I’ve always had issues with the whiteness of SF (literary and media). I started a huge fight on a listserv of Trekies when I suggested that a black Vulcan was a good thing and that I thought the New Generation was clearly a bunch of colonialist (actually I used a more inflamitory word which invokes racial purists), given that the “French” captain spoke with a British accent as did the “Indian” doctor on DS9.
We never brought up race on the BSG panel and I wanted desperately to. Maybe that can be at the next WisCON. Will you be coming next year?
Oh, and I’m lovin’ SHE’S SUCH A GEEK.
June 8th, 2007 at 8:19 am
Yay — I’m glad. I always thought of the ST gang as a bunch of cultural imperialists. You know, they don’t use guns or WMDs. Instead, they use the Prime Directive to keep some planetary groups from having access to the “advanced technology of the Federation. And then sometimes they intervene in planetary feuds, but always in a liberal “let’s help the out” sort of way. You know, bring democracy to the galaxy and all that.

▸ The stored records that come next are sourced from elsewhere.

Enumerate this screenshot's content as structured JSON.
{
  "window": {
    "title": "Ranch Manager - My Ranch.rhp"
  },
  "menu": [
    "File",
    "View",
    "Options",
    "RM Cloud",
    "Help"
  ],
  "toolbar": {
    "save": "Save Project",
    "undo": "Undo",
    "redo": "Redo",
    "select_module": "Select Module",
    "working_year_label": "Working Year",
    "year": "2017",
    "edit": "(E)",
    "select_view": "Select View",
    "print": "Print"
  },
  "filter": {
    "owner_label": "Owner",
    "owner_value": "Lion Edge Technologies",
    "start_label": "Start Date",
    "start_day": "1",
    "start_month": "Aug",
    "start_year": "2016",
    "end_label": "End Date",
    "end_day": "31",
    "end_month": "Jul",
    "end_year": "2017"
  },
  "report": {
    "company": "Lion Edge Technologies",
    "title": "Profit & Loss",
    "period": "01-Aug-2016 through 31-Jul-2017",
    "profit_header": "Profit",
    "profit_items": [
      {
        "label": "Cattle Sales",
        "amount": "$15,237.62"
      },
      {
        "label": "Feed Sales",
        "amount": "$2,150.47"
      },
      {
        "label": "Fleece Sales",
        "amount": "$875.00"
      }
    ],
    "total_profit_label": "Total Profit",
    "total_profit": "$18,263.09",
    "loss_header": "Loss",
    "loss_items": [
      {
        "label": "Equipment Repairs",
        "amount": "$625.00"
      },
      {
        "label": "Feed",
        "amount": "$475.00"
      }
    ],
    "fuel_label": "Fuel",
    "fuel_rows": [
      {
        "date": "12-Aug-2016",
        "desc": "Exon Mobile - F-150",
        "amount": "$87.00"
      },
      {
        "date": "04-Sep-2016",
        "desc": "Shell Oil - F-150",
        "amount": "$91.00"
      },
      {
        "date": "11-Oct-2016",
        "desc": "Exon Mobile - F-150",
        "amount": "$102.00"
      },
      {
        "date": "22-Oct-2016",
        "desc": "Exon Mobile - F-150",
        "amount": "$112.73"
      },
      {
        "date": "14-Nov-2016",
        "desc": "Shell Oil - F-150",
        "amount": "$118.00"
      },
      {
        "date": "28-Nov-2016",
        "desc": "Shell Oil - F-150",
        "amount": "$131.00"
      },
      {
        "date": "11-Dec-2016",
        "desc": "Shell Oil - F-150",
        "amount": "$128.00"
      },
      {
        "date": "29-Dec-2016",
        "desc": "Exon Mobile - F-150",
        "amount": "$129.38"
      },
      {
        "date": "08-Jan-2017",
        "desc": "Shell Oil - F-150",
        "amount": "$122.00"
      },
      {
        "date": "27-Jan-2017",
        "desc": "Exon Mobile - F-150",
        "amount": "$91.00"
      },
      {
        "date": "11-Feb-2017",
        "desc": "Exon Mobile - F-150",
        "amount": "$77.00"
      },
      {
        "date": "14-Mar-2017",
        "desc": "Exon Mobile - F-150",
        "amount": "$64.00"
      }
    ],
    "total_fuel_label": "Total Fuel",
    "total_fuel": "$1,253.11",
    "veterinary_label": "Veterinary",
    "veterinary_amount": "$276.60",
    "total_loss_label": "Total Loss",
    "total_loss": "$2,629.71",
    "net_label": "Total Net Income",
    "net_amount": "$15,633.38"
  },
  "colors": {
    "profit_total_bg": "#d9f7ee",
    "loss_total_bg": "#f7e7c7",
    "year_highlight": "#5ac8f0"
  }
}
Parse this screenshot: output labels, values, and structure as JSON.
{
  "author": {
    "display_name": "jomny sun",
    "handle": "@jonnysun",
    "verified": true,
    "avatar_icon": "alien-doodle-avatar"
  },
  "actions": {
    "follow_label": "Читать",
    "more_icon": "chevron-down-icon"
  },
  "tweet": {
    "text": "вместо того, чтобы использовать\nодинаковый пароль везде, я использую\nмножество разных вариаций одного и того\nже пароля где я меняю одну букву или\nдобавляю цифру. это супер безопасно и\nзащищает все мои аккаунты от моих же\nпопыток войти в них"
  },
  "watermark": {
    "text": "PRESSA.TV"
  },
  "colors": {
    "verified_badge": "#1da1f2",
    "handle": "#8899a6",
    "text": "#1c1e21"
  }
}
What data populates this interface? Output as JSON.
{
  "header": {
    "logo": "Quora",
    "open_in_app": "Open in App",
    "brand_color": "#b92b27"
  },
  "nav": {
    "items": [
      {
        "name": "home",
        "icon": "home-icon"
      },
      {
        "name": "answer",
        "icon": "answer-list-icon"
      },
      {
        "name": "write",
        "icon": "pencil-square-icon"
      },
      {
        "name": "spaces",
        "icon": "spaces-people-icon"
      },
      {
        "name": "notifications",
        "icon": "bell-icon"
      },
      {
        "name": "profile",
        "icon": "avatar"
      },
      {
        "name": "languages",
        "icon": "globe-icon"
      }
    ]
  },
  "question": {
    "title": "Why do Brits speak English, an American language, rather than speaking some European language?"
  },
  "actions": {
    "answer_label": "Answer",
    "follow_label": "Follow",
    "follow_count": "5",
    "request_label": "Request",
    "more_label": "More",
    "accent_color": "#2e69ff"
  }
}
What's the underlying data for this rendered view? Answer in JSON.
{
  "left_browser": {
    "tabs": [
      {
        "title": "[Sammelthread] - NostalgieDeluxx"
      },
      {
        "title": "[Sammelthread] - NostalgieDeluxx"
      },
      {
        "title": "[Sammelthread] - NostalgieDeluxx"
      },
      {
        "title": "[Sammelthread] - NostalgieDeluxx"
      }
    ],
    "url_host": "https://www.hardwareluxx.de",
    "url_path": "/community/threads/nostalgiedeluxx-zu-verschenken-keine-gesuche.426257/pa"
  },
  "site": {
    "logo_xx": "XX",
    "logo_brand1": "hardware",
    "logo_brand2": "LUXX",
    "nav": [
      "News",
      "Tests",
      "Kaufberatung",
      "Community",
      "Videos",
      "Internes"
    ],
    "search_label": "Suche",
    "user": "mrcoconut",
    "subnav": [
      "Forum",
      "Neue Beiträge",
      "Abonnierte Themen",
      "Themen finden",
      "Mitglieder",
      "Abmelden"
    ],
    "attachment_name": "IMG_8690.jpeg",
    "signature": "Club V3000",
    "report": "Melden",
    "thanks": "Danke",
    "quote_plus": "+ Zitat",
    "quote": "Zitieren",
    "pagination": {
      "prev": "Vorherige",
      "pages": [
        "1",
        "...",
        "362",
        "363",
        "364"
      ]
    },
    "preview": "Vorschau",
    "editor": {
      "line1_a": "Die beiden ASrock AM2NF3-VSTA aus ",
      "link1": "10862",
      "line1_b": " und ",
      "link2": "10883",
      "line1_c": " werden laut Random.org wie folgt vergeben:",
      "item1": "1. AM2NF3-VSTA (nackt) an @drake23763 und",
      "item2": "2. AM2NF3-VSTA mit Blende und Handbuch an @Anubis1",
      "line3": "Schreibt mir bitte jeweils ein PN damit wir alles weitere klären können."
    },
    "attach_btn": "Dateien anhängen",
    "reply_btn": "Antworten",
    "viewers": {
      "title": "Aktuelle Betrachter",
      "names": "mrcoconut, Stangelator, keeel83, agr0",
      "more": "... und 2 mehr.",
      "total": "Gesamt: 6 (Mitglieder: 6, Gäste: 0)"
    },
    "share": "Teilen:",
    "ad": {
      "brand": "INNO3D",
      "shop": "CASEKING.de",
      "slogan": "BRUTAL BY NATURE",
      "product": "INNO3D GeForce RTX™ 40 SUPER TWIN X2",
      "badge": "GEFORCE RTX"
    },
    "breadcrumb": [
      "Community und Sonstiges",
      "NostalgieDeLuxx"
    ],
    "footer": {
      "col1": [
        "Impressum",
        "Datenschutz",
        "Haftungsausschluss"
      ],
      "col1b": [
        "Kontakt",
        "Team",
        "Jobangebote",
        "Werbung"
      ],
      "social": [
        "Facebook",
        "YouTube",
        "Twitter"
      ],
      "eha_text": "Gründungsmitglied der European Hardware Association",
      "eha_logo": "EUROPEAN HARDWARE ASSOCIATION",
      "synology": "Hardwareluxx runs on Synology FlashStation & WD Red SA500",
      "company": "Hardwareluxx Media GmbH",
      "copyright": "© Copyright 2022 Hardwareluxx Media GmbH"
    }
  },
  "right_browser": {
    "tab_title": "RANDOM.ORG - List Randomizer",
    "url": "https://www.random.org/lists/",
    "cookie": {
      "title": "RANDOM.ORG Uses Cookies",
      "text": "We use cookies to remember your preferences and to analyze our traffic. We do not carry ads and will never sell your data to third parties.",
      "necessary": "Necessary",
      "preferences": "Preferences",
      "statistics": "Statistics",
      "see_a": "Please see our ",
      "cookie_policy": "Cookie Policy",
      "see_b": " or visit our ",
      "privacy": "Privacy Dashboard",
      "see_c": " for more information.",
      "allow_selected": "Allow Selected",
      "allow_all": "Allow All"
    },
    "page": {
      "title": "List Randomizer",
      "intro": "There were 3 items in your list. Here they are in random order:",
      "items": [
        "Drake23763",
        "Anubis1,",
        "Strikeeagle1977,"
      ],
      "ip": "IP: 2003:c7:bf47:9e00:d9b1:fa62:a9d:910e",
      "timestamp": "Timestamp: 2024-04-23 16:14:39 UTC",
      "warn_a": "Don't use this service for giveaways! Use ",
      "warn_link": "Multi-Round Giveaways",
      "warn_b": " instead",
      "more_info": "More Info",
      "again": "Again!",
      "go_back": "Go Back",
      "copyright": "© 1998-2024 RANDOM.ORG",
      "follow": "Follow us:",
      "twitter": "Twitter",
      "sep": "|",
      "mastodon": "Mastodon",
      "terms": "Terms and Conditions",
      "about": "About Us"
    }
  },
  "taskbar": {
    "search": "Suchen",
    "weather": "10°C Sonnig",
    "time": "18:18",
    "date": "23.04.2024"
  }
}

June 14th, 2007 at 5:21 am
You guys must have loved the Matrix; they went as far toward diversity as they could while maintaining profitability. All the major supporting characters are black (Morpheus, Niobe, Oracle); if they’d made Neo or Trinity nonwhite they would have lost ticket sales. (They might have been able to make Trinity Asian.)
I dug up a collection of SF by black people (on sale at Borders in the discount bin, for one dollar) and plan to give it as a gift to a (black) geek friend of mine.
What you say is true, though kind of ironic as ST has always struck me as the more ‘liberal’ of the two major SF franchises, Star Wars involving genetically chosen people whose fate the universe depends on and plenty of heroic violence. I remember reading about ST: Enterprise in both the Nation (where the writer was disgusted) and the National Review (where the writer was pleased); maybe the series took a turn to the right? I never watched it, so I can’t say.
The thing I never got was why make Patrick Stewart, who’s as english as afternoon tea and hiding behind the sofa from the Daleks, a Frenchman? Isn’t that kind of like casting Susan Sarandon as Phyllis Schlafly?
So, what do you have to say about Doctor Who?